И снова степенно поклонившись, он повернулся к двери.
— Послушайте, — еле шевеля побледневшими губами, прошептала Анна Константиновна, схватив мужчину за рукав. — Это… это что же все-таки такое? Как же так?
— Геннадию Иосифовичу за выручку, — снисходительно, как маленькой разъяснил, полуобернувшись к ней, мужчина, осторожно высвобождая рукав из ее пальцев. — Они мне бумагу одну выписали деликатного свойства. Ну… а я в долгу остаться не могу. Вот и выходит… — Потом, вглядевшись в ее лицо, добавил добродушно: — Мы, конечно, понимаем, што нельзя этого ноне и прочее, и Геннадий Иосифович не приказывали, но мамаша ихняя обыкновенно принимает.
Появилась из столовой свекровь. Она выхватила из рук Анны Константиновны корзину и, вытолкнув за дверь мужика, деловито оглядела подарок.
— Ох, уж этот мне Никешка Селиванов! Лишнего не передаст! — проворчала она. — Как отмерит! Фунтов десять поросенок-то, да заморенный. Эх, Геннадий, Геннадий, простая ты душа. Не умеешь пользы извлекать из своей службы!
— И… часто это? — тихо, не глядя на свекровь, спросила Анна Константиновна.
— Приношения-то? Да кабы часто! Всего второй на этой неделе. А неделя-то уже кончается. Суббота сегодня.
Потом был тяжелый разговор с Геннадием… Ссора… Слезы…
Геннадий ссылался на обычай. Но пораженный гневным натиском жены, вынужден был во всем уступить ей. Накричав на мать, он строго-настрого наказал не принимать больше никаких «благодарностей». Даже во двор не пускать!
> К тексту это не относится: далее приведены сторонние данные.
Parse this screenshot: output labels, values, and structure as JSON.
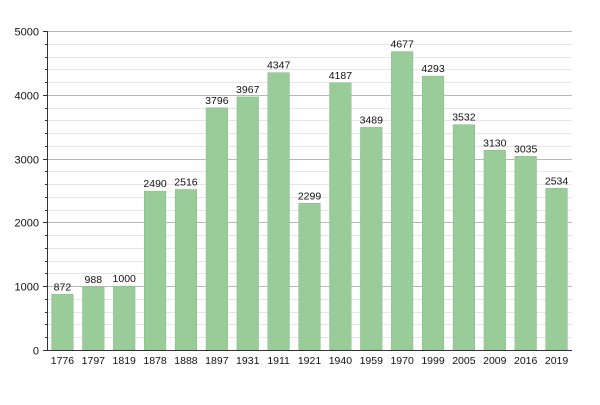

А спустя неделю Анна Константиновна совсем случайно увидела, как, воровато оглядываясь на окна, свекровь пропускала во двор амбара мужика с мешком муки на плече.
Через двор в это время, словно ничего не замечая, проходил с портфелем под мышкой Геннадий Иосифович.
Не говоря ни слова ни свекрови, ни мужу, Анна Константиновна ушла из дому и, выбрав самую дальнюю деревню, уехала учительствовать.
И вот он снова стоит перед ней. Неужели опять лжет?..
«Партия»… — невольно шепчут губы Анны Константиновны. А что, если дорогой ей человек пришел с искренним раскаянием, если он и вправду стремится стать другим, стыдится прошлых ошибок своих, а она отталкивает его?
— Партия… — шепчет она. — Таким ведь не шутят, Гена… Геннадий. Такое ведь еще заслужить надо, оправдать…
Геннадий уже держит ее руки, осторожно обнимает за плечи, притягивает к себе… И в груди у нее начинает подниматься прежнее теплое чувство к мужу. Чтоб не поддаться этому чувству, она последним усилием воли вырывает свою руку, берется за скобу двери и торопливо говорит:
— Прости, Геннадий… Нет, нет, не надо тянуть дверь, — останавливает она его. — Ты ведь здесь все равно не останешься, а мне не уехать сейчас отсюда…
И призвав на помощь все свое мужество, она отстраняется от Геннадия и уходит в свою комнату.
Муж тянет вслед за ней дверь, но дверь не поддается. Огорченно махнув рукой, он сбегает с крыльца и быстро идет в сторону совета, где стоит его продрогшая лошадь.